II. Functional Skills Competencies (What do you know?)
Has experience and understanding protecting and acting in the public interest.
Demonstrates ability and advanced skills in locating, critically appraising, interpreting, synthesizing, weighing, evaluating and using evidence from qualitative and quantitative paradigms.
Is a proven decision-maker using different decision-making methods beyond evidence-based
Demonstrates understanding and ability to provide effective oversight of engagement and communications with the public, government and other key stakeholders.
Demonstrates skills and ability to lead others to solve problems, adapt and manage change, innovate and achieve results.
Demonstrates the ability to think strategically and has experience participating in, or leading, an organization in planning for its future, such as: conducting S.W.O.T. analysis, environmental scans, strategy design, planning, implementation and evaluation.
Demonstrates a proactive, continuous and systemic approach to identifying, understanding and communicating hazard, operational, financial and strategic risks from an integrated oversight perspective.
Governance and boards
Has a strong familiarity and understanding of governance roles and responsibilities, current governance policy, issues and trends gained through prior board or committee experience in an organization of similar size, scope and complexity as the College, and/or governance education, such as ICD.D (Institute of Corporate Directors), Pro.Dir. (Professional Director), C.Dir (Director's College).
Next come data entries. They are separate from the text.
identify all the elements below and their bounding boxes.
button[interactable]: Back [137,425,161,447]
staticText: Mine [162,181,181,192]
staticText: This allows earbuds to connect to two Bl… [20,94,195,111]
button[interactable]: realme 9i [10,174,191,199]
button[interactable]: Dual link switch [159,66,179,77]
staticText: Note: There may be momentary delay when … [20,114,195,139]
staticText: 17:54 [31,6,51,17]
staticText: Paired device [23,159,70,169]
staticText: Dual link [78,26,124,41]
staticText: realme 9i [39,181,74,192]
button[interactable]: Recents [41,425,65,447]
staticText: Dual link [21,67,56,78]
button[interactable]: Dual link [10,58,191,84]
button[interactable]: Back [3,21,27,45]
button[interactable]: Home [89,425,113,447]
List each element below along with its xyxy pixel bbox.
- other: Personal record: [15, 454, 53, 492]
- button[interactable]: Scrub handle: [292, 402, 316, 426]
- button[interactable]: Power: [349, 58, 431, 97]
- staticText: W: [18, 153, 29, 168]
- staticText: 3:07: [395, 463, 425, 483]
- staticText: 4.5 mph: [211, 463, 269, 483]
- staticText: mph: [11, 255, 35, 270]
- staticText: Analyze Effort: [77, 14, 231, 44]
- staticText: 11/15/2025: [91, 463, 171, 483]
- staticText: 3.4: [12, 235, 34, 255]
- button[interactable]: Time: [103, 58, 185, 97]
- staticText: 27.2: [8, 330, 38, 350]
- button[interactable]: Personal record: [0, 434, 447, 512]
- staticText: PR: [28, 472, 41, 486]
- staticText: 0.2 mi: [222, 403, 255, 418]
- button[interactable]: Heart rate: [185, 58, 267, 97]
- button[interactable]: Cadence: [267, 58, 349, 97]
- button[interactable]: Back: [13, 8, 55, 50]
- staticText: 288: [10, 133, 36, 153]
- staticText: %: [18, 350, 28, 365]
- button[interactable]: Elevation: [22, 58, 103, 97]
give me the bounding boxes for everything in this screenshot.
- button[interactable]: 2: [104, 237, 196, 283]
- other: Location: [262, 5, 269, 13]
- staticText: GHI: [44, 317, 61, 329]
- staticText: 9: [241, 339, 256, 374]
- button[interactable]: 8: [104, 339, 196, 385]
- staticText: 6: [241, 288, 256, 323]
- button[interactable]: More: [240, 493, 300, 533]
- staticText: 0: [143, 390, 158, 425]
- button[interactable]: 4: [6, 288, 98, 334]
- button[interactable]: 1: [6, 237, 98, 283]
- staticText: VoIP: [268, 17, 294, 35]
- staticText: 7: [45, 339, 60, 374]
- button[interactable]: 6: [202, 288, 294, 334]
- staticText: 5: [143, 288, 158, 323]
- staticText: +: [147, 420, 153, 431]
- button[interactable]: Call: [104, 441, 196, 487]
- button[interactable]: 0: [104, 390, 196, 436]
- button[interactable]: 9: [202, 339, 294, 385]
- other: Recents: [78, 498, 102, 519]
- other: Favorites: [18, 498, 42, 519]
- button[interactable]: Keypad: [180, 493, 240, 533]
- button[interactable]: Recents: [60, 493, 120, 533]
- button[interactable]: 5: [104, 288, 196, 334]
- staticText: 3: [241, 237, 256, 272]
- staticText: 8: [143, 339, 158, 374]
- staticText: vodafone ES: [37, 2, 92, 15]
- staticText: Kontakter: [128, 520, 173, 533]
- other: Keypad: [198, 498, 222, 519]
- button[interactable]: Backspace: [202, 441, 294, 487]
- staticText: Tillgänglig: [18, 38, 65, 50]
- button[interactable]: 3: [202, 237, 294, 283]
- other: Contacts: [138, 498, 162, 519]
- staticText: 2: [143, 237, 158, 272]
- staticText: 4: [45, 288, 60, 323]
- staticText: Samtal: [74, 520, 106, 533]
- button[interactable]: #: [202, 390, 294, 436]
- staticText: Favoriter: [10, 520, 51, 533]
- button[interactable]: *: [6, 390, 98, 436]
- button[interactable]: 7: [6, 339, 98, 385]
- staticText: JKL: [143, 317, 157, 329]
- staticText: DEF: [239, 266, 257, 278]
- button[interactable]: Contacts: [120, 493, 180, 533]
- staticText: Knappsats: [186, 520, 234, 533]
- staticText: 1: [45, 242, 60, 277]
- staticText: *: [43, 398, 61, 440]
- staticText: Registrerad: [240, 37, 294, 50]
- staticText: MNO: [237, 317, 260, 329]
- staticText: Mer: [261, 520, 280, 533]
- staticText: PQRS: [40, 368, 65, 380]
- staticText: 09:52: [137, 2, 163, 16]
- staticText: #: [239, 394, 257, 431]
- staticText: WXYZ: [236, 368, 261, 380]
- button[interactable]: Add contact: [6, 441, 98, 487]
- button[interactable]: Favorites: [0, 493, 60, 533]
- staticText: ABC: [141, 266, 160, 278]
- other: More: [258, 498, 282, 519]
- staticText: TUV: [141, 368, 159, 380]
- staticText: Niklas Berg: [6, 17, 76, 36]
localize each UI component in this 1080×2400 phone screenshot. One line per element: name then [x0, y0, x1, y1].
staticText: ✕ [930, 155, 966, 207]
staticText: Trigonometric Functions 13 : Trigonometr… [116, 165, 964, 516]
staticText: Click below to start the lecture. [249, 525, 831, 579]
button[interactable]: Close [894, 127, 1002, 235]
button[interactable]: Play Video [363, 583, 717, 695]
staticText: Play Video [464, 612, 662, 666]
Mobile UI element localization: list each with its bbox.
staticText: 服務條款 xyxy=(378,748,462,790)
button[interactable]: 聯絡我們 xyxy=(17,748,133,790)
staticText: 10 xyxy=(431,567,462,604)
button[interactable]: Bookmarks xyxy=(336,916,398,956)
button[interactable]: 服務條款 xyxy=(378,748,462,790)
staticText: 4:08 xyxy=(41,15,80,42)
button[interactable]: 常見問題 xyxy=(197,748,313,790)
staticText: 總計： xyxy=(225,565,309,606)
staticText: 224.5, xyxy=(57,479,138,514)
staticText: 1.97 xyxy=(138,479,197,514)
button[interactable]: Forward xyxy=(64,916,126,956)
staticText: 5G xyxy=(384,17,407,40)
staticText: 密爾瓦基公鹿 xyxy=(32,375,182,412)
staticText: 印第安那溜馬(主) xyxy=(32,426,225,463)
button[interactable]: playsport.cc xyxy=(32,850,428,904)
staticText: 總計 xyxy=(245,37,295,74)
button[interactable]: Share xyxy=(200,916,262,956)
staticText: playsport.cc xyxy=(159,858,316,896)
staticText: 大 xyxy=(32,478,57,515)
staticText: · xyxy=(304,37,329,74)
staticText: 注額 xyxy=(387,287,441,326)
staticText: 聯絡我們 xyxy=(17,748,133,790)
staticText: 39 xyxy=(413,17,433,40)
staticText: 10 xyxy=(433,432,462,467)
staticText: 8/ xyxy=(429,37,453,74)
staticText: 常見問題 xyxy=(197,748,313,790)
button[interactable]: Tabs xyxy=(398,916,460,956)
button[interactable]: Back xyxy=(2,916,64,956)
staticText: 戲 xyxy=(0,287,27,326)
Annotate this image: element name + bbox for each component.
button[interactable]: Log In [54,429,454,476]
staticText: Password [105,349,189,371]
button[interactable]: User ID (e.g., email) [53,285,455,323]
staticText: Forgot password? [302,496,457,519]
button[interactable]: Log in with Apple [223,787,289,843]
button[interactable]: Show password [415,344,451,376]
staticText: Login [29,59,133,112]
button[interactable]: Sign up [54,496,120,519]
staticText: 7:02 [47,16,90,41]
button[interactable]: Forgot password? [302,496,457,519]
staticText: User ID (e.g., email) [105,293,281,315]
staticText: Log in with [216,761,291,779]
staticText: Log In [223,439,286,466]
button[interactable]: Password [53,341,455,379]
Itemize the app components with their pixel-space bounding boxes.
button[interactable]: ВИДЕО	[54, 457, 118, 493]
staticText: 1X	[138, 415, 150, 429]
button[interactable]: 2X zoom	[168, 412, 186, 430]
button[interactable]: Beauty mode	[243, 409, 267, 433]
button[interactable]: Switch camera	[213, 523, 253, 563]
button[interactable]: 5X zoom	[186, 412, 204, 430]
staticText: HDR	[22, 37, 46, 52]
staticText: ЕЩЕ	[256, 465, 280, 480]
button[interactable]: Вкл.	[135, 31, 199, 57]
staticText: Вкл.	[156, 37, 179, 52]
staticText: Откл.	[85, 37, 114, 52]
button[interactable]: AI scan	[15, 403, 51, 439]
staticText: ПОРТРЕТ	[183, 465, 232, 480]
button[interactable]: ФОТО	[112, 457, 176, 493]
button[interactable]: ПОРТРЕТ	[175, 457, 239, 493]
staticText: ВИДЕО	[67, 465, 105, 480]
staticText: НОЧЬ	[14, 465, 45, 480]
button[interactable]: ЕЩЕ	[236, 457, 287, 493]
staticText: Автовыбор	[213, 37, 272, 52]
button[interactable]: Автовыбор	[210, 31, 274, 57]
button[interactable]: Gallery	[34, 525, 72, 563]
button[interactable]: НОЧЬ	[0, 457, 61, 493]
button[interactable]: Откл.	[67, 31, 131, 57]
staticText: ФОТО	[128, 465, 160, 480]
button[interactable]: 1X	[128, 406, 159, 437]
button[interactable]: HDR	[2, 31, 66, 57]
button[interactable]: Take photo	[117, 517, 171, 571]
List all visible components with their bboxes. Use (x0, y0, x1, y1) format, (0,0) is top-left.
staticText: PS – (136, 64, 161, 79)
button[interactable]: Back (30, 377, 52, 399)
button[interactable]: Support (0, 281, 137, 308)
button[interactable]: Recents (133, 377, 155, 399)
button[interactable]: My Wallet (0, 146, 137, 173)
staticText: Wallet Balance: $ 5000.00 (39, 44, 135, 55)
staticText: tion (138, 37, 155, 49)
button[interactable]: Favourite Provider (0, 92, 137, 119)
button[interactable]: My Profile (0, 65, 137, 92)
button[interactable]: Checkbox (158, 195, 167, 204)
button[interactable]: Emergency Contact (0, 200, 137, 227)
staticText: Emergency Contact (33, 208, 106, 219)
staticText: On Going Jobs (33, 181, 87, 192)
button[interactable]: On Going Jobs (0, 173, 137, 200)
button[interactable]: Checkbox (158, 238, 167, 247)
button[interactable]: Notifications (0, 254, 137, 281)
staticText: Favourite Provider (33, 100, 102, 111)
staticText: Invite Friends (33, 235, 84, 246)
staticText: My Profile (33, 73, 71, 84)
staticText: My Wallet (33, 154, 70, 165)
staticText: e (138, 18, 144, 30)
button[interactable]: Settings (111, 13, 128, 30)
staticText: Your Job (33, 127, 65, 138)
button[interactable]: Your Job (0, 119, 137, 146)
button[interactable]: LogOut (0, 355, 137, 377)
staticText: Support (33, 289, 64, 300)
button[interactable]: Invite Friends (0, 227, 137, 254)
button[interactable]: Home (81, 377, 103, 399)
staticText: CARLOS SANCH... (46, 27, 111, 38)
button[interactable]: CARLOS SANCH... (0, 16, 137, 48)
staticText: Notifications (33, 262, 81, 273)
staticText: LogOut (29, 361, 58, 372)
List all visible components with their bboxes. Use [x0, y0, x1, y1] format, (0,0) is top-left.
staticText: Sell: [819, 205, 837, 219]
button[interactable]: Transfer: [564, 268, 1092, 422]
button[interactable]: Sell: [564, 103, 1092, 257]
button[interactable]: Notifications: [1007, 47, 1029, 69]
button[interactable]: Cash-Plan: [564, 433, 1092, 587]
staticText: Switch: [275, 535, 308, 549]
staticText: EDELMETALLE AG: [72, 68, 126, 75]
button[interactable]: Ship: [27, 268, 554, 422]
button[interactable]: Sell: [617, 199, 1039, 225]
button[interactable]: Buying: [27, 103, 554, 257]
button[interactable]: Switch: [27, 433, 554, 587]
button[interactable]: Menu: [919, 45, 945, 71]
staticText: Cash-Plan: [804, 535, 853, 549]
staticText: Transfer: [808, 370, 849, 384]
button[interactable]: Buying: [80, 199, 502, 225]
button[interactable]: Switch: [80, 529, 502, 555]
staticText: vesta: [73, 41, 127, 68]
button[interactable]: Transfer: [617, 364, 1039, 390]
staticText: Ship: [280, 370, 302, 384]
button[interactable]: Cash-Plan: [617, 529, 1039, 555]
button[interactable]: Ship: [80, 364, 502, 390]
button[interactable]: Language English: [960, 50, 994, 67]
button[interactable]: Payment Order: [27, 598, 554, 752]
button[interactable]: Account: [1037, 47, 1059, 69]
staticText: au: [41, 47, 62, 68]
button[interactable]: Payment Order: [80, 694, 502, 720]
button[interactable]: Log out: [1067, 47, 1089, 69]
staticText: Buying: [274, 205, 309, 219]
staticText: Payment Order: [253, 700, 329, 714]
Quality management/ oversight
Demonstrates skills related to relationship management, engagement, socialization of ideas, consultation and negotiation.
Has a functional understanding of systems, as well as some understanding of quality frameworks and how they support client safety and quality care.
Is able to read and understand financial statements, preferably for organizations of similar size, scope and complexity of the College.
Chairing boards and/or committees
Has served as Chair and/or Committee Chair on at least one other board of an organization of comparable size and complexity.
Business and commerce
Understands modern, general business with a high degree of technological sophistication.
- Patient safety and broader social needs and safety
- Gender diversity
- Urban-rural diversity
- Cultural/heritage diversity (including Francophone, Indigenous; seeking demonstrated commitment to equity and anti-racial bias)
- Geographic diversity across Ontario
- Age diversity
- Diverse patient population needs (e.g. geriatric, paediatric, mental health, care settings)
Able to communicate clearly, concisely and accurately, orally and in writing.
Able to build relationships, being constructive and helpful.
Able to understand and skillfully manage emotions, especially when faced with conflict and confrontation; be self-aware and professional.
Able to meet the expectations set out in the Conduct by-law, with an unquestioned level of ethical integrity.
Able to put others’ interests first (servant leadership); has a passion for the public interest, commitment and drive.
Able to create a place for everyone’s voice; understands the concept of equity; is aware of and respects diversity such as social and cultural differences; is empathetic.
Able to think independently, while knowing when and how to consult others.
Able to apply learning to the public interest; demonstrates a willingness to learn and develop.
Able to listen and question to achieve understanding; is an effective and active listener.
Able to think proactively and to anticipate.
Able to move beyond the details to envision the grander future; is a strategic thinker.
Able to adapt easily and quickly to changing evidence and environments; demonstrates cognitive flexibility.
Able to present an unpopular or controversial position in the face of opposition or opposing views.
Able to think critically.
Able to apply their knowledge in the context of Board-level decision-making and leadership.
Able to evaluate complex issues and to make effective decisions (find solutions).
Able to encourage divergent thinking and dissent from others, and to build consensus; stands behind the collective decisions of the Board in unity.
Able to conceptualize on a systems level and communicate this understanding to others.